The flowers, of 4-5 cm of diameter, have pure white sepals and petals or, at times, with a pink shade at the apices; the labellum is white with at the base some indented parallel lamellae of yellow colour. The dorsal sepal is ovate-lanceolate, 2-2,5 cm long and 0,5 cm broad, the lateral ones are lanceolate-triangular, 2,5-3,5 cm long and about 0,7 cm broad, united at the base of the column thus forming a sort of a spur (mentum), 1,5 cm long.
The petals are oblong, of about 1,6 cm of length and 0,6 cm of breadth, the labellum is trilobed, 2,5-3 cm long and 1,5-1,8 cm broad, with erect lateral lobes and oblong median lobe with crenate and corrugated edge. The fruits are ellipsoid capsules, 2,5 cm long.
It reproduces by seed, in vitro, micropropagation, division and through the young plants which often form at the nodes (colloquially, the “keiki”, which, in Hawaiian, means “sons”), that can be removed once they have formed a good rooting apparatus.

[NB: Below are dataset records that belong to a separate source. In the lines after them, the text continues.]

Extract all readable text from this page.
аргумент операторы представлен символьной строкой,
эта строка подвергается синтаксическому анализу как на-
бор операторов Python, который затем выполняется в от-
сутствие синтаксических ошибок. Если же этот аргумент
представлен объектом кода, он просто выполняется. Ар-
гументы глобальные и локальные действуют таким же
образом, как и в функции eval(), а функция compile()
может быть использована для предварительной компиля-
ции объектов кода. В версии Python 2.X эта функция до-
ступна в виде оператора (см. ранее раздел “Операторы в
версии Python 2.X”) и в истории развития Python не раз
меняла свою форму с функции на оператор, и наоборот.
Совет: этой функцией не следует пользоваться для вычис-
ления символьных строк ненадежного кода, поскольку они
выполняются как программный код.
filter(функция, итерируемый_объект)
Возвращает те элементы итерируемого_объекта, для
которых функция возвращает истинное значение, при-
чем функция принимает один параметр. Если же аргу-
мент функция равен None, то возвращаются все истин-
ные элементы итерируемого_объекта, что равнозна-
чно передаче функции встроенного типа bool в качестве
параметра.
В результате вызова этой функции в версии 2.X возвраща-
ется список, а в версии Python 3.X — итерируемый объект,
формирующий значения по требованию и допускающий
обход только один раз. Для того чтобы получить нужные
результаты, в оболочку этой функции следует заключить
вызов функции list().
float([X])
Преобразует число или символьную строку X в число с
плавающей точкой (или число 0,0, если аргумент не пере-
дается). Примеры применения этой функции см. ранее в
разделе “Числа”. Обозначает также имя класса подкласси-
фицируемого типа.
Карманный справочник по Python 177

Species with a particular mode of flowering, much diffused in its origin areas, which easily reproduces and tillers also in cultivation, it requires medium-high temperatures with low ones over the 14 °C, even if it bear, for quite a very short period, provided perfectly dry, some degrees less, high humidity, 60-80%, luminosity and a constant, good, ventilation. Watering must be regular, even if it may stand dry periods, especially in winter.
For the waterings and the nebulisations, rain water is to be utilized, or water obtained by reverse osmosis, or demineralised; the fertilizations, duly distributed in order to avoid salts accumulations, are to be done during the vegetative period preferably with hydrosoluble balanced products, with microelements, at ¼ of the dosage suggested on the package. It can be mounted on bark, trunks, cork or arborescent ferns roots rafts, or cultivated in pot with much draining and aerated compost, which may be formed by medium sliced bark fragments with addition of moss.

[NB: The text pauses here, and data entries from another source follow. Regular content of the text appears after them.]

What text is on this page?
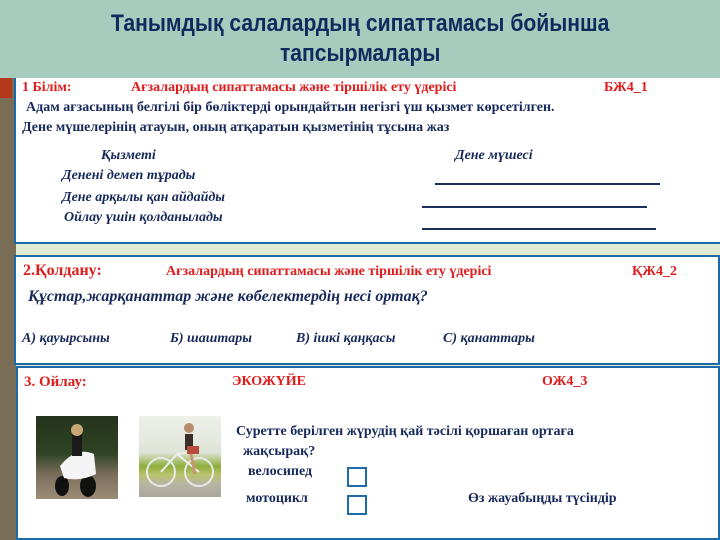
Танымдық салалардың сипаттамасы бойынша
тапсырмалары
1 Білім:	Ағзалардың сипаттамасы және тіршілік ету үдерісі	БЖ4_1
Адам ағзасының белгілі бір бөліктерді орындайтын негізгі үш қызмет көрсетілген.
Дене мүшелерінің атауын, оның атқаратын қызметінің тұсына жаз
Қызметі	Дене мүшесі
Денені демеп тұрады
Дене арқылы қан айдайды
Ойлау үшін қолданылады
2.Қолдану:	Ағзалардың сипаттамасы және тіршілік ету үдерісі	ҚЖ4_2
Құстар,жарқанаттар және көбелектердің несі ортақ?
А) қауырсыны	Б) шаштары	В) ішкі қаңқасы	С) қанаттары
3. Ойлау:	ЭКОЖҮЙЕ	ОЖ4_3
Суретте берілген жүрудің қай тәсілі қоршаған ортаға
жақсырақ?
велосипед
мотоцикл	Өз жауабыңды түсіндір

Parts of the plant, in particular the leaves and the juice extracted from the pseudobulbs, are utilized in the traditional medicine.
The species is reported in the appendix II of the CITES (species whose trade is internationally ruled).
Synonyms: Epidendrum caninum Burm.f. (1768); Epidendrum saaronicum J.König (1791); Epidendrum ceraia Raeusch. (1797); Onychium crumenatum (Sw.) Blume (1825); Dendrobium ceraia Lindl. (1830); Callista crumenata (Sw.) Kuntze (1891); Dendrobium schmidtianum Kraenzl. (1901); Dendrobium papilioniferum J.J.Sm. (1905); Dendrobium simplicissimum (Lour.) Kraenzl. (1910); Dendrobium kwashotense Hayata (1914); Dendrobium ephemerum (J.J.Sm.) J.J.Sm. (1917); Dendrobium caninum (Burm.f.) Merr. (1921); Aporum crumenatum (Sw.) Brieger (1981); Aporum ephemerum (J.J.Sm.) Rauschert (1983); Aporum kwashotense (Hayata) Rauschert (1983); Aporum papilioniferum (J.J.Sm.) Rauschert (1983); Ceraia saaronica (J.König) M.A.Clem. & D.L.Jones (2002); Ceraia ephemera (J.J.Sm.) M.A.Clem (2003); Ceraia papilionifera (J.J.Sm.) M.A.Clem. (2003); Ceraia parviflora (Ames & C.Schweinf.) M.A.Clem. (2003).